Impacts of radiative accelerations on solar-like oscillating main-sequence stars

¹ LESIA, Observatoire de Paris, PSL Research University, CNRS, Université Pierre et Marie Curie, Université Paris Diderot, 92195 Meudon, France
e-mail: morgan.deal@obspm.fr
² LUTH, Observatoire de Paris, PSL Research University, CNRS, Université Pierre et Marie Curie, Université Paris Diderot, 92195 Meudon, France
³ Institut de Physique de Rennes, Université de Rennes 1, CNRS UMR 6251, 35042 Rennes, France
⁴ Institut d’Astrophysique Spatiale, UMR8617, CNRS, Université Paris XI, Bâtiment 121, 91405 Orsay Cedex, France
⁵ Département de Physique et d’Astronomie, Université de Moncton, Moncton, N.B. E1A 3E9, Canada
⁶ Université de Nice Sophia-Antipolis, OCA, Laboratoire Lagrange CNRS, BP 4229, 06304 Nice Cedex, France

Received: 4 May 2018
Accepted: 26 June 2018

Abstract

Context. Chemical element transport processes are among the crucial physical processes needed for precise stellar modelling. Atomic diffusion by gravitational settling is usually taken into account, and is essential for helioseismic studies. On the other hand, radiative accelerations are rarely accounted for, act differently on the various chemical elements, and can strongly counteract gravity in some stellar mass domains. The resulting variations in the abundance profiles may significantly affect the structure of the star.

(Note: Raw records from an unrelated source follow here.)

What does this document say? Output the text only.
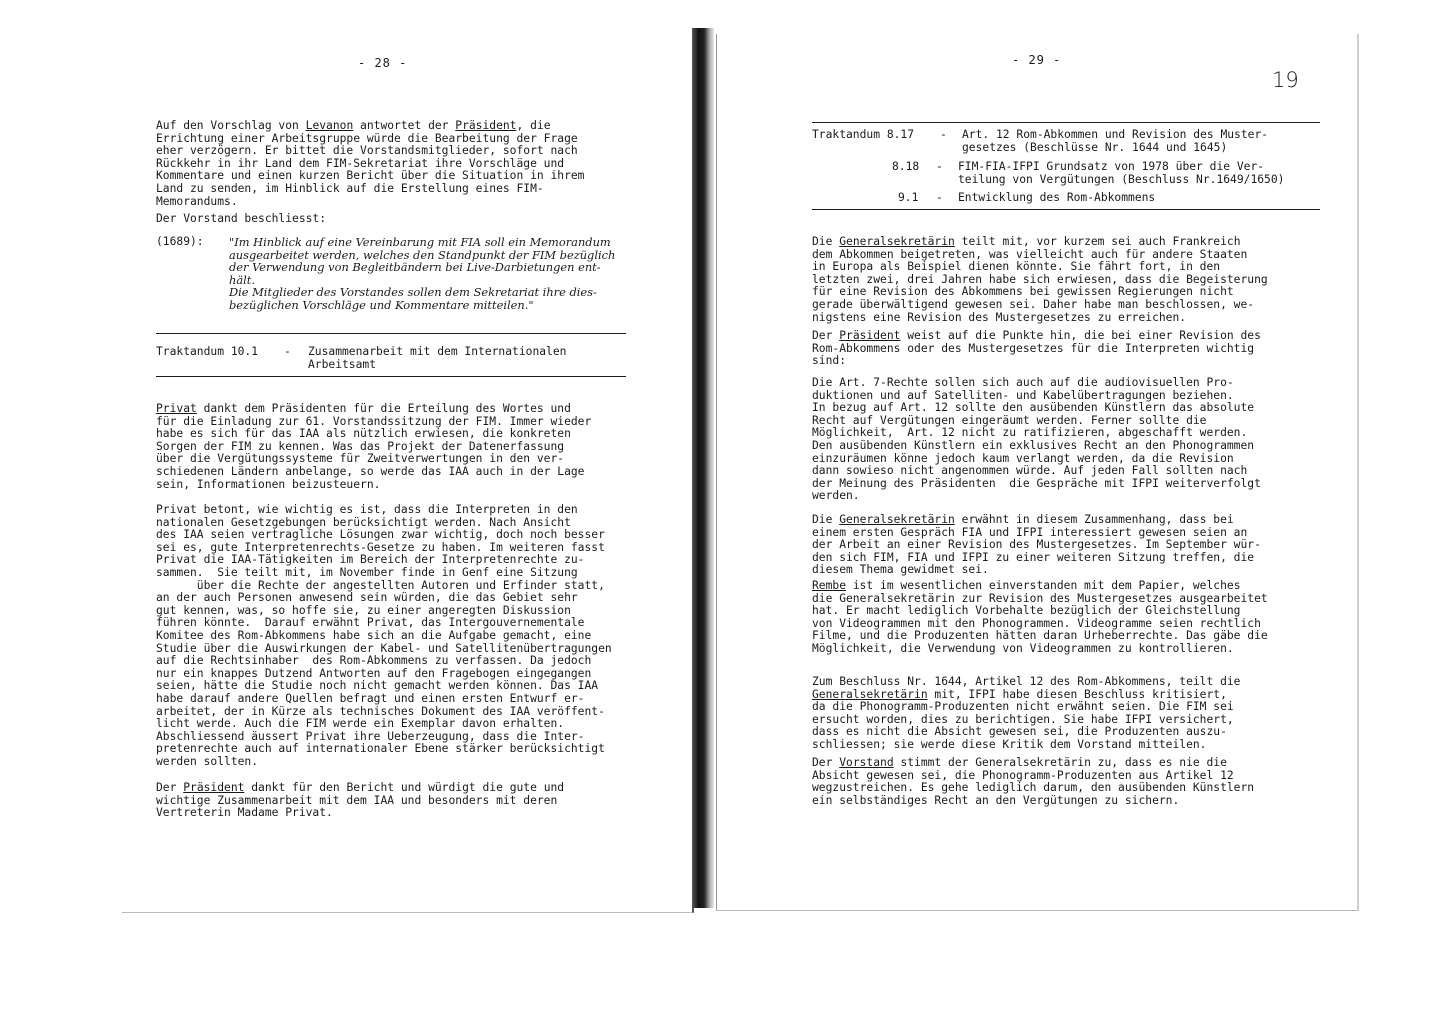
- 28 -
Auf den Vorschlag von Levanon antwortet der Präsident, die
Errichtung einer Arbeitsgruppe würde die Bearbeitung der Frage
eher verzögern. Er bittet die Vorstandsmitglieder, sofort nach
Rückkehr in ihr Land dem FIM-Sekretariat ihre Vorschläge und
Kommentare und einen kurzen Bericht über die Situation in ihrem
Land zu senden, im Hinblick auf die Erstellung eines FIM-
Memorandums.
Der Vorstand beschliesst:
(1689): "Im Hinblick auf eine Vereinbarung mit FIA soll ein Memorandum
ausgearbeitet werden, welches den Standpunkt der FIM bezüglich
der Verwendung von Begleitbändern bei Live-Darbietungen ent-
hält.
Die Mitglieder des Vorstandes sollen dem Sekretariat ihre dies-
bezüglichen Vorschläge und Kommentare mitteilen."
Traktandum 10.1 - Zusammenarbeit mit dem Internationalen
Arbeitsamt
Privat dankt dem Präsidenten für die Erteilung des Wortes und
für die Einladung zur 61. Vorstandssitzung der FIM. Immer wieder
habe es sich für das IAA als nützlich erwiesen, die konkreten
Sorgen der FIM zu kennen. Was das Projekt der Datenerfassung
über die Vergütungssysteme für Zweitverwertungen in den ver-
schiedenen Ländern anbelange, so werde das IAA auch in der Lage
sein, Informationen beizusteuern.
Privat betont, wie wichtig es ist, dass die Interpreten in den
nationalen Gesetzgebungen berücksichtigt werden. Nach Ansicht
des IAA seien vertragliche Lösungen zwar wichtig, doch noch besser
sei es, gute Interpretenrechts-Gesetze zu haben. Im weiteren fasst
Privat die IAA-Tätigkeiten im Bereich der Interpretenrechte zu-
sammen.  Sie teilt mit, im November finde in Genf eine Sitzung
über die Rechte der angestellten Autoren und Erfinder statt,
an der auch Personen anwesend sein würden, die das Gebiet sehr
gut kennen, was, so hoffe sie, zu einer angeregten Diskussion
führen könnte.  Darauf erwähnt Privat, das Intergouvernementale
Komitee des Rom-Abkommens habe sich an die Aufgabe gemacht, eine
Studie über die Auswirkungen der Kabel- und Satellitenübertragungen
auf die Rechtsinhaber  des Rom-Abkommens zu verfassen. Da jedoch
nur ein knappes Dutzend Antworten auf den Fragebogen eingegangen
seien, hätte die Studie noch nicht gemacht werden können. Das IAA
habe darauf andere Quellen befragt und einen ersten Entwurf er-
arbeitet, der in Kürze als technisches Dokument des IAA veröffent-
licht werde. Auch die FIM werde ein Exemplar davon erhalten.
Abschliessend äussert Privat ihre Ueberzeugung, dass die Inter-
pretenrechte auch auf internationaler Ebene stärker berücksichtigt
werden sollten.
Der Präsident dankt für den Bericht und würdigt die gute und
wichtige Zusammenarbeit mit dem IAA und besonders mit deren
Vertreterin Madame Privat.
- 29 -
19
Traktandum 8.17 - Art. 12 Rom-Abkommen und Revision des Muster-
gesetzes (Beschlüsse Nr. 1644 und 1645)
8.18 - FIM-FIA-IFPI Grundsatz von 1978 über die Ver-
teilung von Vergütungen (Beschluss Nr.1649/1650)
9.1 - Entwicklung des Rom-Abkommens
Die Generalsekretärin teilt mit, vor kurzem sei auch Frankreich
dem Abkommen beigetreten, was vielleicht auch für andere Staaten
in Europa als Beispiel dienen könnte. Sie fährt fort, in den
letzten zwei, drei Jahren habe sich erwiesen, dass die Begeisterung
für eine Revision des Abkommens bei gewissen Regierungen nicht
gerade überwältigend gewesen sei. Daher habe man beschlossen, we-
nigstens eine Revision des Mustergesetzes zu erreichen.
Der Präsident weist auf die Punkte hin, die bei einer Revision des
Rom-Abkommens oder des Mustergesetzes für die Interpreten wichtig
sind:
Die Art. 7-Rechte sollen sich auch auf die audiovisuellen Pro-
duktionen und auf Satelliten- und Kabelübertragungen beziehen.
In bezug auf Art. 12 sollte den ausübenden Künstlern das absolute
Recht auf Vergütungen eingeräumt werden. Ferner sollte die
Möglichkeit,  Art. 12 nicht zu ratifizieren, abgeschafft werden.
Den ausübenden Künstlern ein exklusives Recht an den Phonogrammen
einzuräumen könne jedoch kaum verlangt werden, da die Revision
dann sowieso nicht angenommen würde. Auf jeden Fall sollten nach
der Meinung des Präsidenten  die Gespräche mit IFPI weiterverfolgt
werden.
Die Generalsekretärin erwähnt in diesem Zusammenhang, dass bei
einem ersten Gespräch FIA und IFPI interessiert gewesen seien an
der Arbeit an einer Revision des Mustergesetzes. Im September wür-
den sich FIM, FIA und IFPI zu einer weiteren Sitzung treffen, die
diesem Thema gewidmet sei.
Rembe ist im wesentlichen einverstanden mit dem Papier, welches
die Generalsekretärin zur Revision des Mustergesetzes ausgearbeitet
hat. Er macht lediglich Vorbehalte bezüglich der Gleichstellung
von Videogrammen mit den Phonogrammen. Videogramme seien rechtlich
Filme, und die Produzenten hätten daran Urheberrechte. Das gäbe die
Möglichkeit, die Verwendung von Videogrammen zu kontrollieren.
Zum Beschluss Nr. 1644, Artikel 12 des Rom-Abkommens, teilt die
Generalsekretärin mit, IFPI habe diesen Beschluss kritisiert,
da die Phonogramm-Produzenten nicht erwähnt seien. Die FIM sei
ersucht worden, dies zu berichtigen. Sie habe IFPI versichert,
dass es nicht die Absicht gewesen sei, die Produzenten auszu-
schliessen; sie werde diese Kritik dem Vorstand mitteilen.
Der Vorstand stimmt der Generalsekretärin zu, dass es nie die
Absicht gewesen sei, die Phonogramm-Produzenten aus Artikel 12
wegzustreichen. Es gehe lediglich darum, den ausübenden Künstlern
ein selbständiges Recht an den Vergütungen zu sichern.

Aims. The aim of this study is to determine whether radiative accelerations impact the structure of solar-like oscillating main-sequence stars observed by asteroseismic space missions.

Methods. We implemented the calculation of radiative accelerations operating on C, N, O, Ne, Na, Mg, Al, Si, S, Ca, and Fe in the CESTAM code using the single-valued parameter method. We built and compared several grids of stellar models including gravitational settling, some with and others without radiative accelerations. We considered masses in the range [0.9, 1.5] M_⊙ and three values of the metallicity around the solar value. For each metallicity we determined the mass range where differences between models due to radiative accelerations exceed the uncertainties of global seismic parameters of the Kepler Legacy sample or expected for PLATO observations.

Results. We found that radiative accelerations may not be neglected for stellar masses higher than 1.1 M_⊙ at solar metallicity. The difference in age due to their inclusion in models can reach 9% for the more massive stars of our grids. We estimated that the percentage of the PLATO core program stars whose modelling would require radiative accelerations ranges between 33% and 58% depending on the precision of the seismic data.

Conclusions. We conclude that in the context of Kepler, TESS, and PLATO missions which provide (or will provide) high-quality seismic data, radiative accelerations can have a significant effect when properly inferring the properties of solar-like oscillators. This is particularly important for age inferences. However, the net effect for each individual star results from the competition between atomic diffusion including radiative accelerations and other internal transport processes. Rotationally induced transport processes for instance are believed to reduce the effects of atomic diffusion. This will be investigated in a forthcoming companion paper.